# Homework #4

Feel free to use http://www.continuummechanics.org/interactivecalcs.html when applicable.

1. Show that

$\int_S {\bf n} \cdot \nabla ( {\bf x} \cdot {\bf x} ) dS = 6V$

where $$V$$ is a volume bounded by the surface, $$S$$, and $${\bf n}$$ is the outward unit normal vector.

2. Use Hooke's Law to calculate strain tensors given the following stress tensor. Use E = 50 MPa and calculate two separate strain tensors: (i) one for $$\nu$$ = 0.33 (metals), and (ii) the second for $$\nu$$ = 0.50 (incompressibles).

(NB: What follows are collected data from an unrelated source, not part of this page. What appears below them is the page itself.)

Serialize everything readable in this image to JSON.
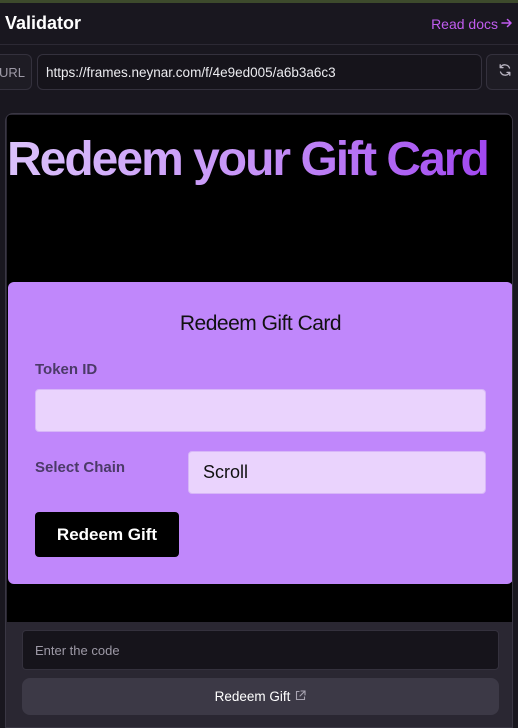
{
  "header": {
    "title": "Validator",
    "docs_label": "Read docs"
  },
  "urlbar": {
    "label": "URL",
    "value": "https://frames.neynar.com/f/4e9ed005/a6b3a6c3"
  },
  "frame": {
    "heading": "Redeem your Gift Card",
    "card": {
      "title": "Redeem Gift Card",
      "token_label": "Token ID",
      "token_value": "",
      "chain_label": "Select Chain",
      "chain_value": "Scroll",
      "button_label": "Redeem Gift"
    },
    "input_placeholder": "Enter the code",
    "action_button_label": "Redeem Gift"
  },
  "colors": {
    "accent": "#c15cf0",
    "card_bg": "#c087fb",
    "input_bg": "#ead3fd",
    "app_bg": "#19171f"
  },
  "icons": {
    "docs": "arrow-right-icon",
    "refresh": "refresh-icon",
    "action": "external-link-icon"
  }
}
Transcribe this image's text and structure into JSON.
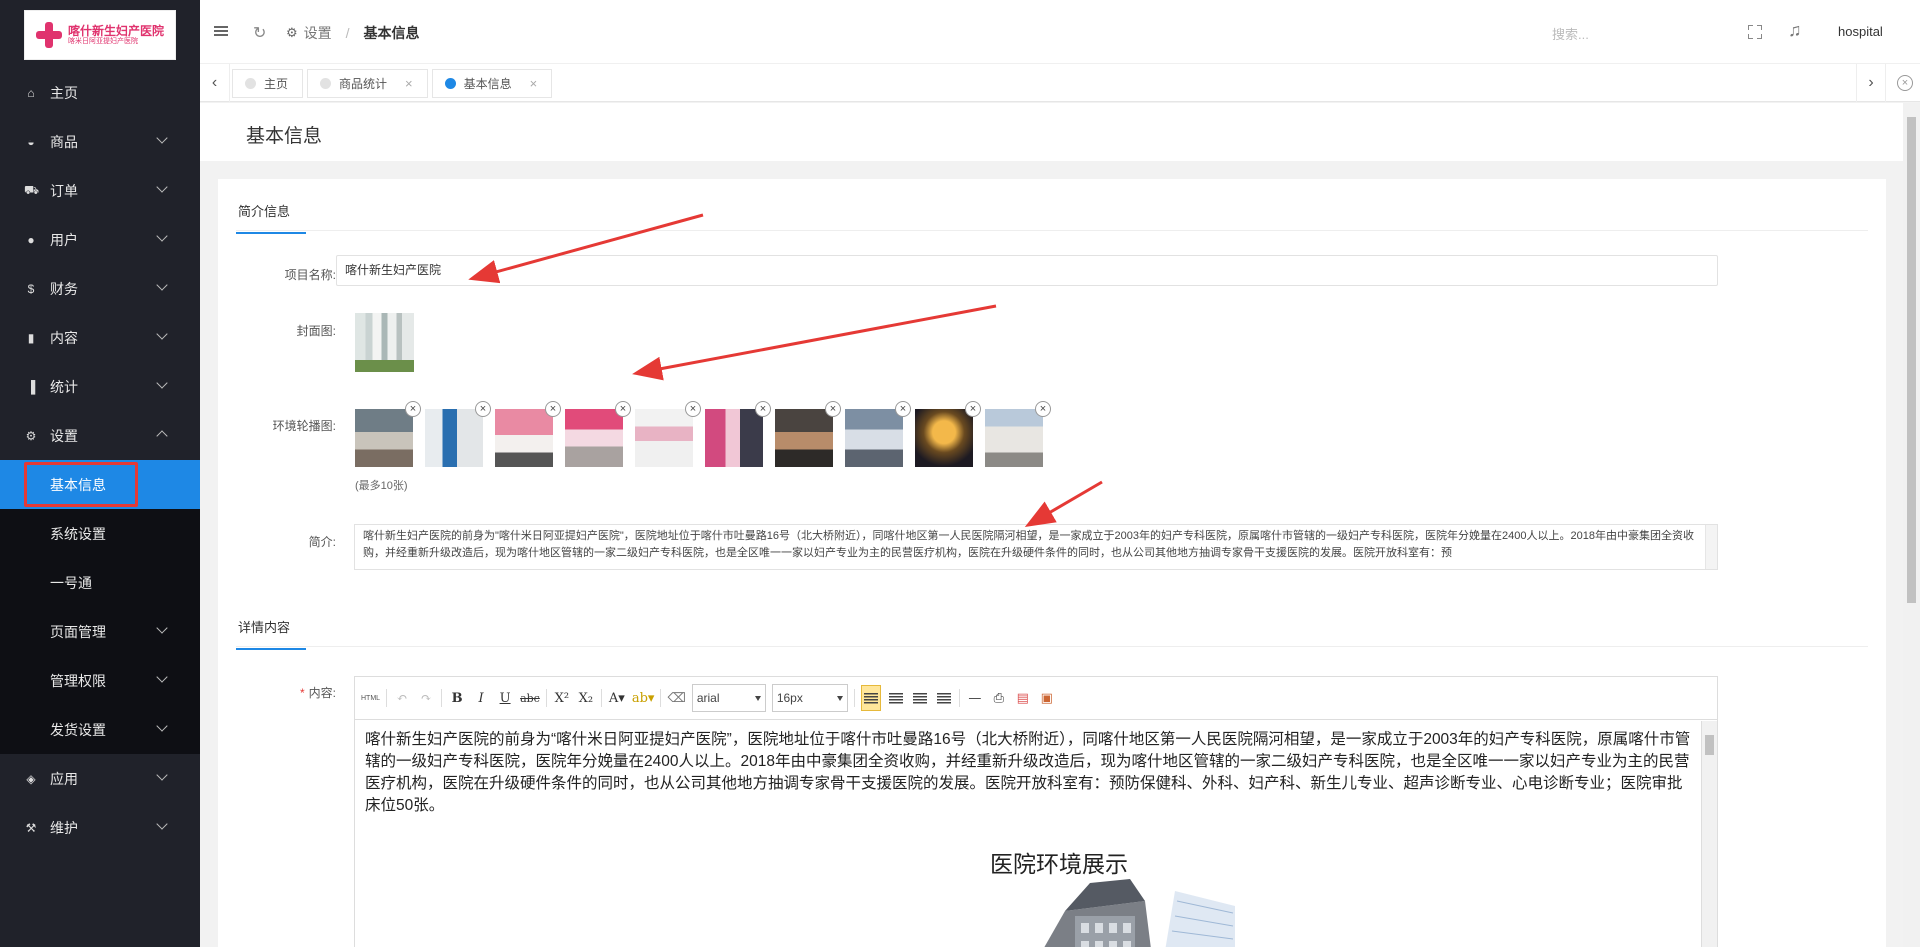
{
  "logo": {
    "line1": "喀什新生妇产医院",
    "line2": "喀米日阿亚提妇产医院"
  },
  "sidebar": {
    "items": [
      {
        "label": "主页",
        "icon": "home-icon",
        "glyph": "⌂"
      },
      {
        "label": "商品",
        "icon": "basket-icon",
        "glyph": "◒"
      },
      {
        "label": "订单",
        "icon": "cart-icon",
        "glyph": "⛟"
      },
      {
        "label": "用户",
        "icon": "user-icon",
        "glyph": "●"
      },
      {
        "label": "财务",
        "icon": "dollar-icon",
        "glyph": "$"
      },
      {
        "label": "内容",
        "icon": "book-icon",
        "glyph": "▮"
      },
      {
        "label": "统计",
        "icon": "bar-chart-icon",
        "glyph": "▐"
      },
      {
        "label": "设置",
        "icon": "gear-icon",
        "glyph": "⚙"
      }
    ],
    "submenu": [
      "基本信息",
      "系统设置",
      "一号通",
      "页面管理",
      "管理权限",
      "发货设置"
    ],
    "bottom": [
      {
        "label": "应用",
        "icon": "cube-icon",
        "glyph": "◈"
      },
      {
        "label": "维护",
        "icon": "hammer-icon",
        "glyph": "⚒"
      }
    ]
  },
  "header": {
    "breadcrumb_parent": "设置",
    "breadcrumb_current": "基本信息",
    "search_placeholder": "搜索...",
    "username": "hospital"
  },
  "tabs": [
    {
      "label": "主页",
      "closable": false
    },
    {
      "label": "商品统计",
      "closable": true
    },
    {
      "label": "基本信息",
      "closable": true,
      "active": true
    }
  ],
  "page": {
    "title": "基本信息",
    "section1": "简介信息",
    "section2": "详情内容",
    "fields": {
      "name_label": "项目名称:",
      "name_value": "喀什新生妇产医院",
      "cover_label": "封面图:",
      "carousel_label": "环境轮播图:",
      "carousel_hint": "(最多10张)",
      "intro_label": "简介:",
      "intro_value": "喀什新生妇产医院的前身为\"喀什米日阿亚提妇产医院\"，医院地址位于喀什市吐曼路16号（北大桥附近），同喀什地区第一人民医院隔河相望，是一家成立于2003年的妇产专科医院，原属喀什市管辖的一级妇产专科医院，医院年分娩量在2400人以上。2018年由中豪集团全资收购，并经重新升级改造后，现为喀什地区管辖的一家二级妇产专科医院，也是全区唯一一家以妇产专业为主的民营医疗机构，医院在升级硬件条件的同时，也从公司其他地方抽调专家骨干支援医院的发展。医院开放科室有：预",
      "content_label": "内容:"
    }
  },
  "editor": {
    "font": "arial",
    "size": "16px",
    "paragraph": "喀什新生妇产医院的前身为“喀什米日阿亚提妇产医院”，医院地址位于喀什市吐曼路16号（北大桥附近），同喀什地区第一人民医院隔河相望，是一家成立于2003年的妇产专科医院，原属喀什市管辖的一级妇产专科医院，医院年分娩量在2400人以上。2018年由中豪集团全资收购，并经重新升级改造后，现为喀什地区管辖的一家二级妇产专科医院，也是全区唯一一家以妇产专业为主的民营医疗机构，医院在升级硬件条件的同时，也从公司其他地方抽调专家骨干支援医院的发展。医院开放科室有：预防保健科、外科、妇产科、新生儿专业、超声诊断专业、心电诊断专业；医院审批床位50张。",
    "heading": "医院环境展示"
  },
  "colors": {
    "sidebar_bg": "#20222a",
    "accent": "#1e88e5",
    "highlight_box": "#e53935",
    "arrow": "#e53935"
  }
}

Thoughts on sensitivity of stress/strain tensors to Poisson's Ratio?

${\bf \sigma} = \left[ \matrix{ 20 & 15 & 5 \\ 15 & 30 & 0 \\ 5 & 0 & 10 } \right] \text{MPa}$

3. First, demonstrate that the following coordinate transformation matrix satisfies $${\bf Q} \cdot {\bf Q}^T = {\bf I}$$. Yet, even though it does satisfy $${\bf Q} \cdot {\bf Q}^T = {\bf I}$$, there is something fundamentally wrong with $${\bf Q}$$. Can you identify what it is?

${\bf Q} = \left[ \matrix { 0 & \;\;\;0 & \;\;\;1 \\ 1 & \;\;\;0 & \;\;\;0 \\ 0 & -1 & \;\;\;0 } \right]$

4. If $${\bf r} = \theta \, \hat{\bf r}$$ and $$\theta = \omega \, t$$, then determine equations for velocity, $${\bf v}$$, and acceleration, $${\bf a}$$.